C’est désormais chose faite: la France a officiellement reconnu la souveraineté du Maroc sur le Sahara. Bien qu’attendu, eu égard aux liens historiques, économiques et culturels qui unissent nos deux pays, l’événement peut et doit être considéré comme historique, du point de vue de la longue marche, au sens propre (Marche verte) comme au figuré, entamée par le Maroc depuis son indépendance jusqu’à aujourd’hui pour recouvrer sa souveraineté sur tout son territoire, illégalement démembré par une double occupation espagnole et française. Historique aussi car la France est un membre permanent du Conseil de sécurité de l’ONU et un acteur central au cœur de l’Union européenne qui, à ce titre, pourra contribuer à infléchir la position de certains pays européens encore réticents à reconnaître la souveraineté marocaine sur le Sahara.

Mais, comme après la reconnaissance américaine en 2020, se pose nécessairement la question de «l’après». Celle-ci peut être formulée de deux manières différentes: «Qui sera le suivant?» ou «Faut-il explorer de nouvelles perspectives stratégiques pour débloquer plus rapidement la situation?».

La situation actuelle est que, de facto, le Sahara est marocain, et cela est un fait. Il suffit de s’y rendre pour le constater de visu. De jure, il est marocain pour une partie du monde. Pour l’autre, c’est un territoire disputé, dont le destin devrait être résolu dans un cadre multilatéral, celui de l’ONU. Celle-ci se subdivise globalement en deux catégories. La première est celle des États dont le rapport au droit international et aux droits de l’Homme relève de la bigoterie et du littéralisme. Il s’agit principalement des États scandinaves qui, du fait de leur méconnaissance du dossier et de leur prisme idéologique, constituent des proies faciles pour le discours misérabiliste et fallacieux qui leur est vendu par Alger.

La deuxième catégorie regroupe les États qui faisaient anciennement partie du bloc de l’Est et qui, du fait de l’inertie de leur histoire, ont du mal à se soustraire aux anciennes grilles de lecture imprégnées d’idéologie et totalement en inadéquation avec la réalité actuelle.

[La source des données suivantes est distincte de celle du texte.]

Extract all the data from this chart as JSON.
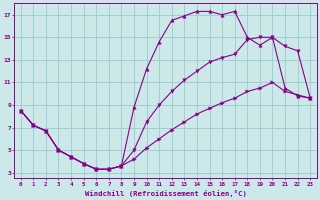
{
  "xlabel": "Windchill (Refroidissement éolien,°C)",
  "bg_color": "#cce8e8",
  "line_color": "#880088",
  "grid_color": "#99cccc",
  "xlim": [
    -0.5,
    23.5
  ],
  "ylim": [
    2.5,
    18
  ],
  "xticks": [
    0,
    1,
    2,
    3,
    4,
    5,
    6,
    7,
    8,
    9,
    10,
    11,
    12,
    13,
    14,
    15,
    16,
    17,
    18,
    19,
    20,
    21,
    22,
    23
  ],
  "yticks": [
    3,
    5,
    7,
    9,
    11,
    13,
    15,
    17
  ],
  "series1_x": [
    0,
    1,
    2,
    3,
    4,
    5,
    6,
    7,
    8,
    9,
    10,
    11,
    12,
    13,
    14,
    15,
    16,
    17,
    18,
    19,
    20,
    21,
    22,
    23
  ],
  "series1_y": [
    8.5,
    7.2,
    6.7,
    5.0,
    4.4,
    3.8,
    3.3,
    3.3,
    3.6,
    8.8,
    12.2,
    14.6,
    16.5,
    16.9,
    17.3,
    17.3,
    17.0,
    17.3,
    15.0,
    14.3,
    15.0,
    10.5,
    9.8,
    9.6
  ],
  "series2_x": [
    0,
    1,
    2,
    3,
    4,
    5,
    6,
    7,
    8,
    9,
    10,
    11,
    12,
    13,
    14,
    15,
    16,
    17,
    18,
    19,
    20,
    21,
    22,
    23
  ],
  "series2_y": [
    8.5,
    7.2,
    6.7,
    5.0,
    4.4,
    3.8,
    3.3,
    3.3,
    3.6,
    5.0,
    7.5,
    9.0,
    10.2,
    11.2,
    12.0,
    12.8,
    13.2,
    13.5,
    14.8,
    15.0,
    15.0,
    14.2,
    13.8,
    9.6
  ],
  "series3_x": [
    0,
    1,
    2,
    3,
    4,
    5,
    6,
    7,
    8,
    9,
    10,
    11,
    12,
    13,
    14,
    15,
    16,
    17,
    18,
    19,
    20,
    21,
    22,
    23
  ],
  "series3_y": [
    8.5,
    7.2,
    6.7,
    5.0,
    4.4,
    3.8,
    3.3,
    3.3,
    3.6,
    4.2,
    5.2,
    6.0,
    6.8,
    7.5,
    8.2,
    8.7,
    9.2,
    9.6,
    10.2,
    10.5,
    11.0,
    10.2,
    9.9,
    9.6
  ]
}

Mais il y a peut-être une troisième catégorie qui regroupe des États très disparates, et dont le noyau dur est constitué de pays formant actuellement le nouveau pôle de puissance alternatif à l’Occident, et dont j’ai déjà parlé dans ma précédente chronique, à savoir le Sud Global ou, pour le dire plus simplement, les BRICS.

Constitué par la Chine, la Russie et l’Inde, le noyau dur de cette organisation a réussi, malgré les apparences, à s’extraire du tropisme idéologique du passé.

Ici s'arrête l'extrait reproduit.